Но Изок смотрел не на них, в углу двора у большого корыта с каким-то пойлом, видно, для скотины, размешивая его лопатой, стояла Ждана. Рядом крутился мальчонка лет двух. Одета женщина плохо, даже в такой холод на ней только рубаха и поверх накинута старая телогрейка. Мальчонка перебирал босыми ножками, видно, чтобы не мерзнуть на снегу.
— Я Изок, брат твоей жены Жданы, боярин, — пока еще миролюбиво пояснил дружинник. Ждана уже увидела брата, замерла с ведром в руке, другой прижав к себе сынишку.
— Чего?! — снова заорал боярин. — А ну пшел отседова, рвань подзаборная!
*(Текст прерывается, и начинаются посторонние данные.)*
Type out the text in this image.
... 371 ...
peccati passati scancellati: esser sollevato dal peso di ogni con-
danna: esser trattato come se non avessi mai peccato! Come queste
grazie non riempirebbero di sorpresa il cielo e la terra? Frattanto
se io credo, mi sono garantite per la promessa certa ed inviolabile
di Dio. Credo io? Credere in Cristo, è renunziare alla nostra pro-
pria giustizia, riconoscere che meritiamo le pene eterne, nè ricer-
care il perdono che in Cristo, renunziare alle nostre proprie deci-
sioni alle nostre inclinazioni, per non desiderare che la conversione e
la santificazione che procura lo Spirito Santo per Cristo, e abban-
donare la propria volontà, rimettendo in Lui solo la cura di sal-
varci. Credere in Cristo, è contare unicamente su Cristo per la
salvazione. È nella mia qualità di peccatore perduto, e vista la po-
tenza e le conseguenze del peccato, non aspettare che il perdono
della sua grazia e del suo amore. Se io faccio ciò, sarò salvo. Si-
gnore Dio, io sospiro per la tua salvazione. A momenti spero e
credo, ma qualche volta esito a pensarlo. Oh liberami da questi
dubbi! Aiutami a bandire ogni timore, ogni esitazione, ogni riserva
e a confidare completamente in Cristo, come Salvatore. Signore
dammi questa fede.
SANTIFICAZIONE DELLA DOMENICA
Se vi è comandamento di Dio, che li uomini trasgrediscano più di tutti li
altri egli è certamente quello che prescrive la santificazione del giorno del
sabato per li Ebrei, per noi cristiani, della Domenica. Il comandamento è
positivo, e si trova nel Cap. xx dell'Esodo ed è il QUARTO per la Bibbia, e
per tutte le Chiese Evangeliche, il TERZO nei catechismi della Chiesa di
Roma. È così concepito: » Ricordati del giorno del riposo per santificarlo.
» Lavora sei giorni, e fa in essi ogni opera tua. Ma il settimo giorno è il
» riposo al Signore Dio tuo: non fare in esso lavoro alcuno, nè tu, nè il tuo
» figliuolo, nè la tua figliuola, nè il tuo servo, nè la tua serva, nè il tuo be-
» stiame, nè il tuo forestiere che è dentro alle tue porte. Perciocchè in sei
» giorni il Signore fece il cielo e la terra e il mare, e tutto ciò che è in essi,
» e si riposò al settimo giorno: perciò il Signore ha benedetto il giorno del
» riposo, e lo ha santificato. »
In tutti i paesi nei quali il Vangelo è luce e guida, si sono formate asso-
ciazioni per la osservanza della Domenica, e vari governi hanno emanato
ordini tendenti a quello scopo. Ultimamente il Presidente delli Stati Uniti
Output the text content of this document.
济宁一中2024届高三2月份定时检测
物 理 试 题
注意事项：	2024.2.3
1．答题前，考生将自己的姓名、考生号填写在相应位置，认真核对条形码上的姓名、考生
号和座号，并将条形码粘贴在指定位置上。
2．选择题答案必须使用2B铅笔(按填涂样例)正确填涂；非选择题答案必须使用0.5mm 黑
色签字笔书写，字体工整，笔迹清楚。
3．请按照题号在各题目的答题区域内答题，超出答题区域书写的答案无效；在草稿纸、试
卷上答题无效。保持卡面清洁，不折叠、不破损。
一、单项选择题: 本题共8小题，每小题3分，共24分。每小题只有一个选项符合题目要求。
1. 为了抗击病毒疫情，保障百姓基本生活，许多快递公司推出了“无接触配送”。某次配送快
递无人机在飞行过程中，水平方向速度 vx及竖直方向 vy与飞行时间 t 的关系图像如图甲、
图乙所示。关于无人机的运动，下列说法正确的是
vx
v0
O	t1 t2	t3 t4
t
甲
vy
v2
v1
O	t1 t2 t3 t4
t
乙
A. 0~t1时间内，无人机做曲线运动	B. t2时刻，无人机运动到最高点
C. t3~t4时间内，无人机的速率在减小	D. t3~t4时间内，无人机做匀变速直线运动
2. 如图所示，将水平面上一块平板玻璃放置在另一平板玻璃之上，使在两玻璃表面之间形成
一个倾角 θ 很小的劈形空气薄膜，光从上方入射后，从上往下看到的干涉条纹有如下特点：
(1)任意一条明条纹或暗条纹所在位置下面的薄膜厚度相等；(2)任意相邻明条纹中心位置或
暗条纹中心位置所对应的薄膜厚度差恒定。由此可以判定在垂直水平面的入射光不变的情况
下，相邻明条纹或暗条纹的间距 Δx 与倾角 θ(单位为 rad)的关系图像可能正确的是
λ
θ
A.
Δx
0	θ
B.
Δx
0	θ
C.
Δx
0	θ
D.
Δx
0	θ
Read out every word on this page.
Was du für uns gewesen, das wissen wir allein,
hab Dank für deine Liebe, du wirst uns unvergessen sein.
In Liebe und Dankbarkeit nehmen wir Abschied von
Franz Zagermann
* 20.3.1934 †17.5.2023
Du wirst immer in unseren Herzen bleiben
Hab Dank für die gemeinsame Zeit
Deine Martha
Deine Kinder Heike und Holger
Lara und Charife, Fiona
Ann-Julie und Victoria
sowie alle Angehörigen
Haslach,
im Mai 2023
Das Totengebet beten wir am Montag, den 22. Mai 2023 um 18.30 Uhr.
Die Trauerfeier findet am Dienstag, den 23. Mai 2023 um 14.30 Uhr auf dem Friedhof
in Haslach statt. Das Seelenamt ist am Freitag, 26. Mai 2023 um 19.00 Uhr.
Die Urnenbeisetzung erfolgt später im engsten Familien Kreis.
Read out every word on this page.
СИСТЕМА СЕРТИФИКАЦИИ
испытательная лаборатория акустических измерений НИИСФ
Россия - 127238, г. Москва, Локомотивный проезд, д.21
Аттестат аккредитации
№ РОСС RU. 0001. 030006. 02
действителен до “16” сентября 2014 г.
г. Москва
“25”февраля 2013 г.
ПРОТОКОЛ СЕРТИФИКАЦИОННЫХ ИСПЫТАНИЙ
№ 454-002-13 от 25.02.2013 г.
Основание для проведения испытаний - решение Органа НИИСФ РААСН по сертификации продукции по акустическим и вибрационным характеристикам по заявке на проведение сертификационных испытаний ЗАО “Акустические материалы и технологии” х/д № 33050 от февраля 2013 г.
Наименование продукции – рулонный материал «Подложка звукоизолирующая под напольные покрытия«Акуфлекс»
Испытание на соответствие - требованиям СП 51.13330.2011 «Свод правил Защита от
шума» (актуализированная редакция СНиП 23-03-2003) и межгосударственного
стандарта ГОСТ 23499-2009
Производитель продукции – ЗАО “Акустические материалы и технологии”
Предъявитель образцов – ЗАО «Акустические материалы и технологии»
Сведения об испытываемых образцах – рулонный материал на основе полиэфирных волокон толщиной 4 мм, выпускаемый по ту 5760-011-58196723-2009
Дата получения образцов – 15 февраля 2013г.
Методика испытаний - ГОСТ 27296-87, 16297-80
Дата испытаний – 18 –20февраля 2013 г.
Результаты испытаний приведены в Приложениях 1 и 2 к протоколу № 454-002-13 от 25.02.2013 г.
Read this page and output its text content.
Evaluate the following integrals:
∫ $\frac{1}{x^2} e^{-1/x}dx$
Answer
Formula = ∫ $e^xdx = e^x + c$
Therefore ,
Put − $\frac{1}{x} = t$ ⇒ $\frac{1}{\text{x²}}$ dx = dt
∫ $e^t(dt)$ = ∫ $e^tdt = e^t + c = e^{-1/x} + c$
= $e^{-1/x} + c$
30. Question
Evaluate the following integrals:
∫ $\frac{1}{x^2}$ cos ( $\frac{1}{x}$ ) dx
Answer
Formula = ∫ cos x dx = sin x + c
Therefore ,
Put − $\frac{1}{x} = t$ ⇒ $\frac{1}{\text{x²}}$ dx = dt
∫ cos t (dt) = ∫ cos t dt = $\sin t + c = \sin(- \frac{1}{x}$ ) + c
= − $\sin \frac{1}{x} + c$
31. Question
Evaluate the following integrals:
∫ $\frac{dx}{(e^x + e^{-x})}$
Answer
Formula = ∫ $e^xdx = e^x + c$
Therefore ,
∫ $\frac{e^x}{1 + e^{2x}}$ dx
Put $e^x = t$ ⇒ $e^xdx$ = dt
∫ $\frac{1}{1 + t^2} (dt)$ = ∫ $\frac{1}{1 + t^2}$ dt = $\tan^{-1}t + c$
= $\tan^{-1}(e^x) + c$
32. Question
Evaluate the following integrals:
Пес, почуяв злость хозяина, проявил невиданную прыть и метнулся к вошедшим, почти схватив за сапог. Сработала привычка быть готовым к любым нападениям: в следующее мгновение собака оказалась разрублена пополам, даже взвыть не успела. Изок услышал, как Негош сзади протянул:
— Ой-ой…
А боярин рванул к дружинникам наперегонки со своим помощником:
— Я тебе! В моем дворе безобразничаешь?! Тать поганый!